Melanie Signer (agricultrice), Urs Reist (Bianchi) , Nils Osborn (SV Group) et Ueli Sturzenegger (agriculteur) (de gauche à droite).
Ueli et Melanie vérifient plusieurs fois par jour que tous les frères coqs se portent bien.
Patty, boulettes de viande, pain de viande. Bianchi travaille maintenant sur des produits possibles en concertation avec SV. Par exemple, une galette de coq pour un burger bio, un pain de viande, des boulettes de viande ou un émincé de coq bio. On ne sait pas encore où ces produits seront utilisés. „Nous allons utiliser les produits Bruderhahn de manière ponctuelle. Cela dépendra du client, mais aussi du chef de cuisine. Nous voyons en tout cas un grand potentiel“, déclare Nils Osborn. L’ancien chef 14 points du restaurant Spitz au Musée national est depuis quelques mois le Culinary Innovation Manager de SV Group. „Le projet Bruderhahn est vraiment une belle histoire, qui s’inscrit naturellement parfaitement dans notre stratégie globale de développement durable“.
Les coqs fratricides peuvent s’ébattre dans le jardin d’hiver.
Pour que l’élevage de coqs fratricides fonctionne, il faut le subventionner de manière croisée via l’œuf.

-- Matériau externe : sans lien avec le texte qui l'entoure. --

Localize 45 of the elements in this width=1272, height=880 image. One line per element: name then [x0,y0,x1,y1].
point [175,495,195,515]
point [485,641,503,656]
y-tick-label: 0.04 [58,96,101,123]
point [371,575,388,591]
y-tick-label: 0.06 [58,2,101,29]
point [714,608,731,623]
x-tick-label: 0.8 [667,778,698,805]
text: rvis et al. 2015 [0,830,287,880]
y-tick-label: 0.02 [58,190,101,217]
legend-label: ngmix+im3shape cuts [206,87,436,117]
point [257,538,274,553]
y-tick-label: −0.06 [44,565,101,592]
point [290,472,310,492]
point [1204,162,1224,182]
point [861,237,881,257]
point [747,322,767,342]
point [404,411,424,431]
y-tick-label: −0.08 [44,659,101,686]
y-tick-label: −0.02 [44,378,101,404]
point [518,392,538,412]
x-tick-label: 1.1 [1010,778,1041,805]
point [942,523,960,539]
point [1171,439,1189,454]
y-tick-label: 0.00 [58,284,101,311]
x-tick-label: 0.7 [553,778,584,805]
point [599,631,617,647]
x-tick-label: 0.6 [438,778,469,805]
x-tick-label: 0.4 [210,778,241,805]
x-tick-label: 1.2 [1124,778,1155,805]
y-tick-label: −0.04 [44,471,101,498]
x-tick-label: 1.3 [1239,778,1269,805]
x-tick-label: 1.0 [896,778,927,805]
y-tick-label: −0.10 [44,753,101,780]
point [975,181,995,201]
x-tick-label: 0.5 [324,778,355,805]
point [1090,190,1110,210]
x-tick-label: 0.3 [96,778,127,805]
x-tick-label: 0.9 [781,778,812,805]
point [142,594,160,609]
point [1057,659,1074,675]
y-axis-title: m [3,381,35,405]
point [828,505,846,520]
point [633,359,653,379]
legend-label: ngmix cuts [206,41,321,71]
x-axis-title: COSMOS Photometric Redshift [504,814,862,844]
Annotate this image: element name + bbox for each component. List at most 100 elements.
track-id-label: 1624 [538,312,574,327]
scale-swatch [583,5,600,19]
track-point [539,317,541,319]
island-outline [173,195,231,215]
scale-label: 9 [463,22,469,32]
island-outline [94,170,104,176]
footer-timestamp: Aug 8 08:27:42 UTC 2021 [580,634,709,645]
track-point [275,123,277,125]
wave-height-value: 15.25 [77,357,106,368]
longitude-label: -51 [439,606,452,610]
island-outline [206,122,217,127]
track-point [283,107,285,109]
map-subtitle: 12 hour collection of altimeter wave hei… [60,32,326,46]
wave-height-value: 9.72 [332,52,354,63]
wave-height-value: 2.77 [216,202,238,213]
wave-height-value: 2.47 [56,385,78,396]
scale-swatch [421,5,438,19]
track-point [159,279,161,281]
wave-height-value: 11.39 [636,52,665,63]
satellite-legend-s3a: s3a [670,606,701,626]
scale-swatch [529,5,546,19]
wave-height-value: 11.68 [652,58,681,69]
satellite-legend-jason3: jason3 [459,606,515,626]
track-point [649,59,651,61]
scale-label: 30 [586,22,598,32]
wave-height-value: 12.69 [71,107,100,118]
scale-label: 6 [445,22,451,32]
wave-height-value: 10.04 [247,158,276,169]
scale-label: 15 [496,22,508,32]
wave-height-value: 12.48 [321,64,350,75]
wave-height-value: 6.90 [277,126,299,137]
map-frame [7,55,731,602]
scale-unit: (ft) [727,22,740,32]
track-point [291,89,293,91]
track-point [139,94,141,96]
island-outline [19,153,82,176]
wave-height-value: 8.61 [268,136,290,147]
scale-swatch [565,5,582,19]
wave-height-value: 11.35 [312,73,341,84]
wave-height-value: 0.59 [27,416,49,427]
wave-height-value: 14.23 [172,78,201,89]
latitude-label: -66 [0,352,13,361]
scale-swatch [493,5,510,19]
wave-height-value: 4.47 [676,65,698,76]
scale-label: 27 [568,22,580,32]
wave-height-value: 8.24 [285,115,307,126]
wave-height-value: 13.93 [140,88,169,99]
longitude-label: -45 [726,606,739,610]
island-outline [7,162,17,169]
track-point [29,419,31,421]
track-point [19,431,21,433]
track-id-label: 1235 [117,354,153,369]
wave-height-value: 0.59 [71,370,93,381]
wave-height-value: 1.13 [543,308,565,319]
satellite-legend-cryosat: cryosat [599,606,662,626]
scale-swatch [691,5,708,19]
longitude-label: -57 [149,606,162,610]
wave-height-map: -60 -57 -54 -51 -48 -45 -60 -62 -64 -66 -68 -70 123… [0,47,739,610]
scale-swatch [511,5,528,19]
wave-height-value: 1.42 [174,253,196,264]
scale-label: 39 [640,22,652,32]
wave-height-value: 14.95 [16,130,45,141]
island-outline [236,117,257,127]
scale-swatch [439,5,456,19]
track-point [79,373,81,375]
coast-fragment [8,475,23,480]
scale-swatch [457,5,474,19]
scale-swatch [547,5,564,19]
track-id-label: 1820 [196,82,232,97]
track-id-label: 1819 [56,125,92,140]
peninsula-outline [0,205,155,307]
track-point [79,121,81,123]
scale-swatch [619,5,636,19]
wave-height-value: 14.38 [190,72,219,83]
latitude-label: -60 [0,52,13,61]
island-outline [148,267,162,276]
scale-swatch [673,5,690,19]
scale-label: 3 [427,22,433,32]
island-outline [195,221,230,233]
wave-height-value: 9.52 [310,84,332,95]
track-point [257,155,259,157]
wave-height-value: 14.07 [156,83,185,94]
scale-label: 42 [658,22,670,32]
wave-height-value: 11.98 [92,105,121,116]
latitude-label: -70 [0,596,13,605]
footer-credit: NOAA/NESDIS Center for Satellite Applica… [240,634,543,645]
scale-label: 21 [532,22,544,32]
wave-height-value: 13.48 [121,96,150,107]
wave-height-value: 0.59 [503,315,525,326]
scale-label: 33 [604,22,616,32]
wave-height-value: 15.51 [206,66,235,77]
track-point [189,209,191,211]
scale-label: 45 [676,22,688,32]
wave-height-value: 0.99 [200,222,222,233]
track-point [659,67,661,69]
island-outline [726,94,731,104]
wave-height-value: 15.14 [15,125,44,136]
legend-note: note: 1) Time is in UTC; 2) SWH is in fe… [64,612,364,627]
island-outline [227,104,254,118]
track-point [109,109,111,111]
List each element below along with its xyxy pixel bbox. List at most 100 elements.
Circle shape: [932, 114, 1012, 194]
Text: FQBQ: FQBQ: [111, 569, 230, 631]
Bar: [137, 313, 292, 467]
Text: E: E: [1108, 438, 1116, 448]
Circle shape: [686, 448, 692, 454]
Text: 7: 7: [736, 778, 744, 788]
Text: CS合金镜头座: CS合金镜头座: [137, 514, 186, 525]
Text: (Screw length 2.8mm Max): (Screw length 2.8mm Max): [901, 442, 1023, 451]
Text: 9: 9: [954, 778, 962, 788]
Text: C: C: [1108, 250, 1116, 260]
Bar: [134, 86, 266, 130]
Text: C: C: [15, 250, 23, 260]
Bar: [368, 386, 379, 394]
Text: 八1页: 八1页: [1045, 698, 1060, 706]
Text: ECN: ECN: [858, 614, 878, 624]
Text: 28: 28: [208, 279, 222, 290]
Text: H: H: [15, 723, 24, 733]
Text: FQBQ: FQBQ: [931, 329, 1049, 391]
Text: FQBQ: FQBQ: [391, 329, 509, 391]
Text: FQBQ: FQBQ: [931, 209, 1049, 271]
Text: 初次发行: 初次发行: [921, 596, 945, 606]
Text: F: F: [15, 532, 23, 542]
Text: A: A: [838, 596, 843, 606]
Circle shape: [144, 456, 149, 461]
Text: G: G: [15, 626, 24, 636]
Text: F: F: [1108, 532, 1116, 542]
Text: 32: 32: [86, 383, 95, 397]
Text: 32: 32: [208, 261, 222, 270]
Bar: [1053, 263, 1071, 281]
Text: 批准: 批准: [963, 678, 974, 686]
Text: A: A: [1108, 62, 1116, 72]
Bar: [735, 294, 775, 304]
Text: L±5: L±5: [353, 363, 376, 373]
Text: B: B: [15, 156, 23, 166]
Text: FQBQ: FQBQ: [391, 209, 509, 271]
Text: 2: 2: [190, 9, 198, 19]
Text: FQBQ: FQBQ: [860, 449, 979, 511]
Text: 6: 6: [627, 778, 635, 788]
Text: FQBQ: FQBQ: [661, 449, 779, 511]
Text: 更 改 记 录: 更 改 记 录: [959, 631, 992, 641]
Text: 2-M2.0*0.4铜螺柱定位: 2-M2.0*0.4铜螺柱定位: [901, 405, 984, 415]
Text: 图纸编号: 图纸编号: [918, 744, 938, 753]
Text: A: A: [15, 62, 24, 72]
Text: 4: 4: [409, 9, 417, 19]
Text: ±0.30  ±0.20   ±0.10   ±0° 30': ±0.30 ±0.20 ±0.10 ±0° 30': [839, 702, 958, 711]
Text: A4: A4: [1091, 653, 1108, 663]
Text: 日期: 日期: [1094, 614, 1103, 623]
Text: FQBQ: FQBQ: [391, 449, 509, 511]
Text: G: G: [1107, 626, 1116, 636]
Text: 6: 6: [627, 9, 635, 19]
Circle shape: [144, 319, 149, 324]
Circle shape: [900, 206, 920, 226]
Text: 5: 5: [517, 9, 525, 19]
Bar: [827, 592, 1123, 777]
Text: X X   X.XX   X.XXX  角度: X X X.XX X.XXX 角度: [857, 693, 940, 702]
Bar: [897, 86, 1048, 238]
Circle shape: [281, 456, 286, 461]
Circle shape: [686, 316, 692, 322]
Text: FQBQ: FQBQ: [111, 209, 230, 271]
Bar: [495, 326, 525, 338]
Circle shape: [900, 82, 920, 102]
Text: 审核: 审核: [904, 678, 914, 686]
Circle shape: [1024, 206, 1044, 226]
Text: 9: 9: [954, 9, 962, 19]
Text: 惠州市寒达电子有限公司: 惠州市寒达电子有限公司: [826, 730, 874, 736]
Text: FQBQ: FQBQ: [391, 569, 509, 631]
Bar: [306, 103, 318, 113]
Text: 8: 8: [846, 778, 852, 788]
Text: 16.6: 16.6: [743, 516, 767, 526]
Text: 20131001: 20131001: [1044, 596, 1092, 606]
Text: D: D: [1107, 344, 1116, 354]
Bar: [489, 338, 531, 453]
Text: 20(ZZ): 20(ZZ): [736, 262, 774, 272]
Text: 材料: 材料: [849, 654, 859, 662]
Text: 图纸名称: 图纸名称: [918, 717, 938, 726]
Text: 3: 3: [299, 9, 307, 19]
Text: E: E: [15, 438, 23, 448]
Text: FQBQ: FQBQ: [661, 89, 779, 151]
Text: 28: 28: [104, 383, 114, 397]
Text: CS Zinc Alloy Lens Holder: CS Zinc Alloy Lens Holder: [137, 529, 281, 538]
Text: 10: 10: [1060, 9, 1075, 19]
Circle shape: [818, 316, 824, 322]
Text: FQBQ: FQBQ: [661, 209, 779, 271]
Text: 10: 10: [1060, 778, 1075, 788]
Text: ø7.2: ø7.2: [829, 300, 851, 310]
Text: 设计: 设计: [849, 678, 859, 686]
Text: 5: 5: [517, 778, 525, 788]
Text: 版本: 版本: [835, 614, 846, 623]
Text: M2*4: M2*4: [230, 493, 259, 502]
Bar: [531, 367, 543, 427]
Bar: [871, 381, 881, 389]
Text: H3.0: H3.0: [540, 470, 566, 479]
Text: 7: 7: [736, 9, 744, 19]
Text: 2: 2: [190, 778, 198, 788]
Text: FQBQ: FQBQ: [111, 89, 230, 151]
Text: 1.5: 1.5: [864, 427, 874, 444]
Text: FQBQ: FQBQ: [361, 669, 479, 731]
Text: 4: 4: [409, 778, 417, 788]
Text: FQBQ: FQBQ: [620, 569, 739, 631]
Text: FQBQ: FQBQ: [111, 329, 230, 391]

Beaucoup d’attention. Ueli Sturzenegger a converti sa ferme au bio il y a deux ans. Actuellement, environ 4000 coqs vivent dans le poulailler. Ils ont 49 jours et sont abattus à 12 ou 13 semaines. Ils sont nourris exclusivement avec des aliments bio, un mélange de céréales, de maïs et d’herbe de pâturage en été. Et les animaux reçoivent vraiment beaucoup d’attention. Ueli Sturzenegger ou sa collaboratrice Melanie Signer font plusieurs fois par jour le tour de l’élevage pour s’assurer que tout le monde va bien et que la technique de l’installation fonctionne parfaitement. Le soir, lorsque les animaux doivent rentrer à l’étable, il faut encore une fois avoir les nerfs solides. „Les coqs frères sont comme des enfants. Ils ne veulent jamais aller se coucher non plus“, plaisante Sturzenegger.